Friday, Mandy and I made a little deal - she stayed home with Kurtis and wrapped presents while I escaped for a few hours to do some grocery re-stocking and a little bit of last minute shopping for other things as well.

I came home with a lovely little present for myself from this trip. I broke down and purchased a digital camera - Kodak's M783 -with 8.2 megapixels and I can't remember now what the numbers were for the zoom feature but I think it is 3x optical and 5x digital. Now all I need is someone to explain what the zoom feature numbers mean - along with how to fully use this camera and all the little nifty features it has. The two photos posted here - the tree was taken with my new camera and the picture of Nina - much better photo than my tree efforts I must say - was taken by Katie - the 16-year-old, who also received a digital camera for her birthday last week. She's done quite well in picking up how to take pictures with her new toy - gotta give the kid a lot of credit for that, ya know. She even did a little video of Kurtis trotting around the house and she also did one of Maya out in the front yard playing in the snow the other day but last I checked, she hadn't taken it off the camera and put it on the computer as yet. I'll be happy as a pig in doo-doo if I can learn to take a decent photo with my camera from time to time.

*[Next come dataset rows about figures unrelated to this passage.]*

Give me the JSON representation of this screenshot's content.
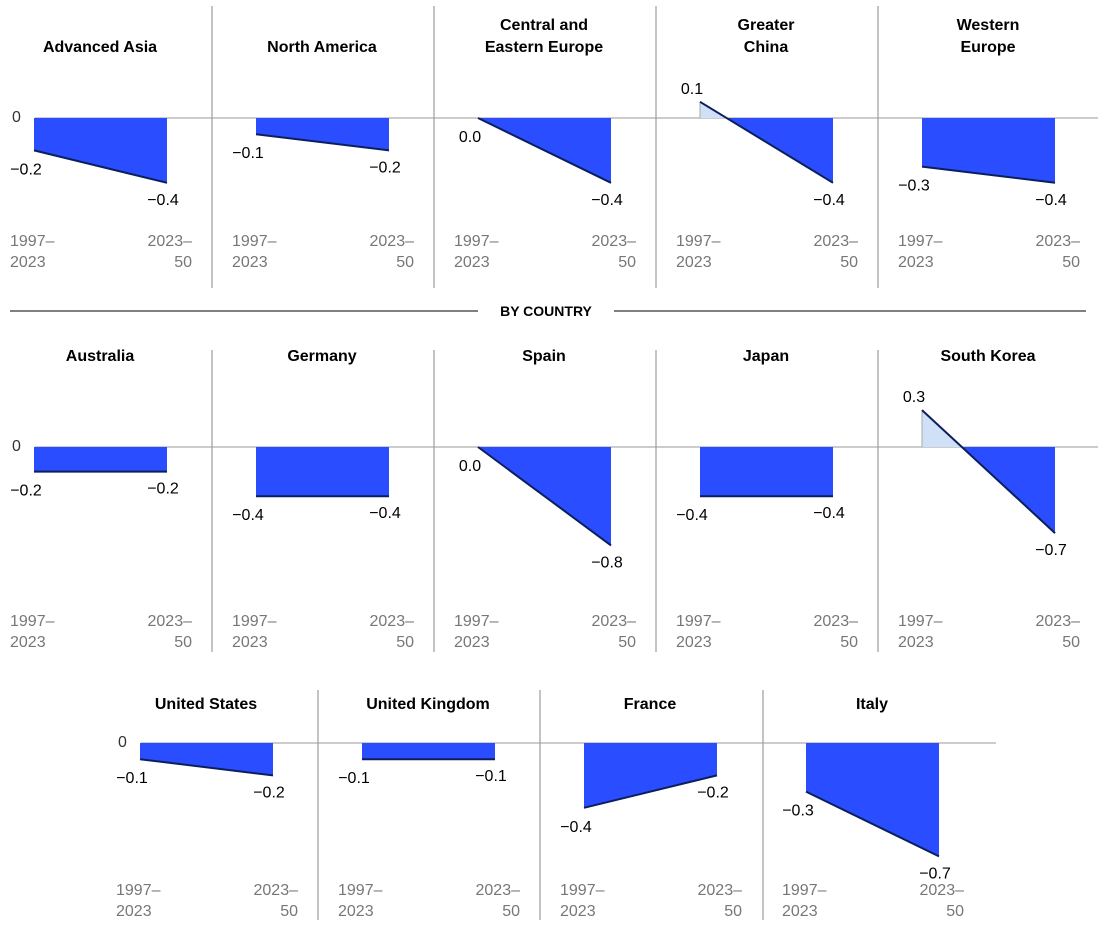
{
  "section_label": "BY COUNTRY",
  "zero_label": "0",
  "x_labels": [
    [
      "1997–",
      "2023"
    ],
    [
      "2023–",
      "50"
    ]
  ],
  "colors": {
    "negative": "#2a4dff",
    "positive": "#cfe0f7",
    "line": "#0b1f5c",
    "axis": "#999999",
    "divider": "#888888"
  },
  "chart_data": [
    {
      "type": "area",
      "group": "regions",
      "x": [
        "1997–2023",
        "2023–50"
      ],
      "panels": [
        {
          "title": [
            "Advanced Asia"
          ],
          "values": [
            -0.2,
            -0.4
          ]
        },
        {
          "title": [
            "North America"
          ],
          "values": [
            -0.1,
            -0.2
          ]
        },
        {
          "title": [
            "Central and",
            "Eastern Europe"
          ],
          "values": [
            0.0,
            -0.4
          ]
        },
        {
          "title": [
            "Greater",
            "China"
          ],
          "values": [
            0.1,
            -0.4
          ]
        },
        {
          "title": [
            "Western",
            "Europe"
          ],
          "values": [
            -0.3,
            -0.4
          ]
        }
      ]
    },
    {
      "type": "area",
      "group": "countries",
      "x": [
        "1997–2023",
        "2023–50"
      ],
      "panels": [
        {
          "title": [
            "Australia"
          ],
          "values": [
            -0.2,
            -0.2
          ]
        },
        {
          "title": [
            "Germany"
          ],
          "values": [
            -0.4,
            -0.4
          ]
        },
        {
          "title": [
            "Spain"
          ],
          "values": [
            0.0,
            -0.8
          ]
        },
        {
          "title": [
            "Japan"
          ],
          "values": [
            -0.4,
            -0.4
          ]
        },
        {
          "title": [
            "South Korea"
          ],
          "values": [
            0.3,
            -0.7
          ]
        },
        {
          "title": [
            "United States"
          ],
          "values": [
            -0.1,
            -0.2
          ]
        },
        {
          "title": [
            "United Kingdom"
          ],
          "values": [
            -0.1,
            -0.1
          ]
        },
        {
          "title": [
            "France"
          ],
          "values": [
            -0.4,
            -0.2
          ]
        },
        {
          "title": [
            "Italy"
          ],
          "values": [
            -0.3,
            -0.7
          ]
        }
      ]
    }
  ]
}
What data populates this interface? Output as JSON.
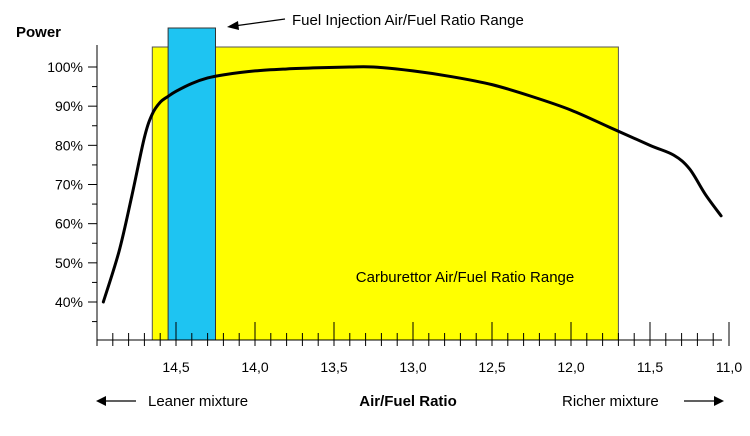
{
  "chart_data": {
    "type": "line",
    "title": "",
    "ylabel": "Power",
    "xlabel": "Air/Fuel Ratio",
    "x_reversed": true,
    "xlim": [
      15.0,
      11.0
    ],
    "ylim": [
      35,
      100
    ],
    "x_major_ticks": [
      "14,5",
      "14,0",
      "13,5",
      "13,0",
      "12,5",
      "12,0",
      "11,5",
      "11,0"
    ],
    "y_ticks": [
      "40%",
      "50%",
      "60%",
      "70%",
      "80%",
      "90%",
      "100%"
    ],
    "grid": false,
    "series": [
      {
        "name": "",
        "color": "#000000",
        "x": [
          14.96,
          14.86,
          14.78,
          14.7,
          14.65,
          14.6,
          14.55,
          14.5,
          14.4,
          14.3,
          14.2,
          14.0,
          13.8,
          13.6,
          13.4,
          13.25,
          13.0,
          12.75,
          12.5,
          12.25,
          12.0,
          11.75,
          11.5,
          11.35,
          11.25,
          11.15,
          11.05
        ],
        "y": [
          40,
          53,
          67,
          82,
          88,
          91,
          92.5,
          93.8,
          95.8,
          97.2,
          98.0,
          99.0,
          99.5,
          99.8,
          100,
          100,
          99,
          97.5,
          95.5,
          92.5,
          89,
          84.5,
          80,
          77.5,
          74,
          67.5,
          62
        ]
      }
    ],
    "ranges": [
      {
        "label": "Carburettor Air/Fuel Ratio Range",
        "x_from": 14.65,
        "x_to": 11.7,
        "color": "#ffff00"
      },
      {
        "label": "Fuel Injection Air/Fuel Ratio Range",
        "x_from": 14.55,
        "x_to": 14.25,
        "color": "#1ec4f2"
      }
    ],
    "annotations": {
      "leaner": "Leaner mixture",
      "richer": "Richer mixture"
    }
  }
}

While I was out Friday afternoon, I was able to stop by the nursing home to see my aunt and cousin. Part of me is very glad I was able to do that and then, there is a part of me that almost wishes my last memories of my aunt would not have included seeing her in the state she is in now. So weak that she could barely flicker one eye open for a second and even then, it is highly doubtful that she was able to focus her vision at all. I sat and held her hands in mine - first time I've done that where her hands were actually warm as the last couple of visits when I would hold her hands, they were as cold as blocks of ice. The nurse told me she had been given an injection for the pain shortly before I arrived so that would make her ability to try to rouse even more difficult too. I hope this doesn't sound cold and callous but you know, I have to pray that her passing will not be something just lingers on and on with her in so much pain, not knowing anyone around her either. She has endured so much already in her lifetime that I do hope the end is as peaceful for her as it possibly can be.

My son-in-law had a busy day today - working on a van the guy he helps out part-time at the local used car sales lot had acquired took him almost all afternoon and most of the evening. Then he had to do some work on Mandy's car and finally, he had to take my van up and fix a tire on it that has been leaking for the past month or two. One his way home with my van, he had a run of bad luck in that three doors up from our house he hit a deer. When he came in and told me what happened, I asked him how badly the van fared in that collision and he said the front end is all covered with blood --but that there were no dents! He had come home to get the big flashlight and was going to walk up to the neighbors house and check around to see if the deer was mortally wounded and laying in one of the nearby yards some place. However, after he did that he came back empty handed so it may have made it away from the road and probably far enough that he wouldn't be able to find it in the dark -even with the flashlight. I think he was kind of thinking -and hoping -he'd be able to retrieve it and then clean and butcher it up thus filling our basement freezer with a good assortment of venison.

And that, my friends, is pretty much the extent of excitement that's been going on around my home today.